Dans le cadre de la loi de modernisation de notre système de santé, il est désormais possible d’avoir accès aux données de santé des Français à des fins de santé publique, de recherche et d’innovation sous certaines conditions.

Marisol Touraine, ministre des Affaires sociales et de la Santé, a ouvert la porte du système national des données de santé pour toute mission présentant un intérêt public. La base de données rassemble des informations anonymes sur le parcours de santé des Français, leur recours aux soins, les prescriptions de médicaments, les hospitalisations, les causes médicales de décès…

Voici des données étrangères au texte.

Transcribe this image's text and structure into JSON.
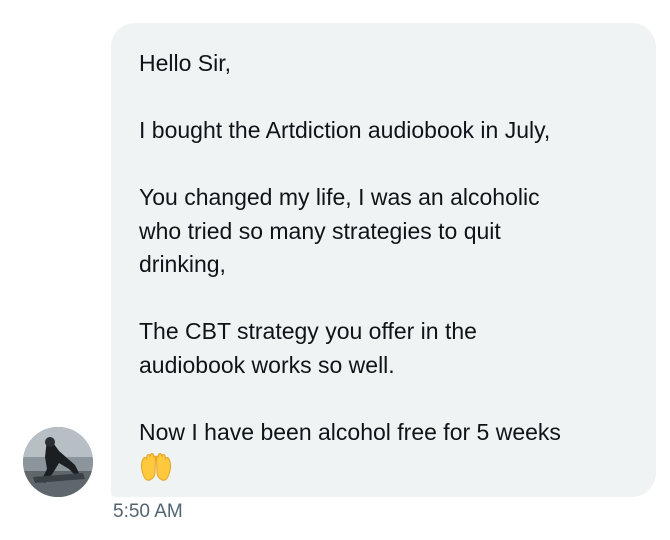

Différents types d’acteurs peuvent être intéressés par ces données. D’une part, les organismes exerçant une mission de service public, tels que l’État, l’Assurance maladie, l’Agence nationale de sécurité du médicament et des produits de santé (ANSM), la Haute Autorité de santé (HAS) ou encore Santé publique France. D’autre part, les équipes de recherche des centres hospitaliers universitaires, de l’INSERM, et des centres de lutte contre le cancer pourront également consulter l’échantillon 1/100ème de la population. Enfin, la base reste ouverte à d’autres organismes de santé publics ou privés, à but lucratif ou non lucratif, qui auront prochainement les clés pour accéder aux données de santé des Français pour toute étude, recherche ou évaluation présentant un intérêt public.

Utiliser les données de santé pour moduler le tarif des contrats d’assurance reste cependant interdit par la loi. L’usage des données pour la promotion commerciale des produits est également banie.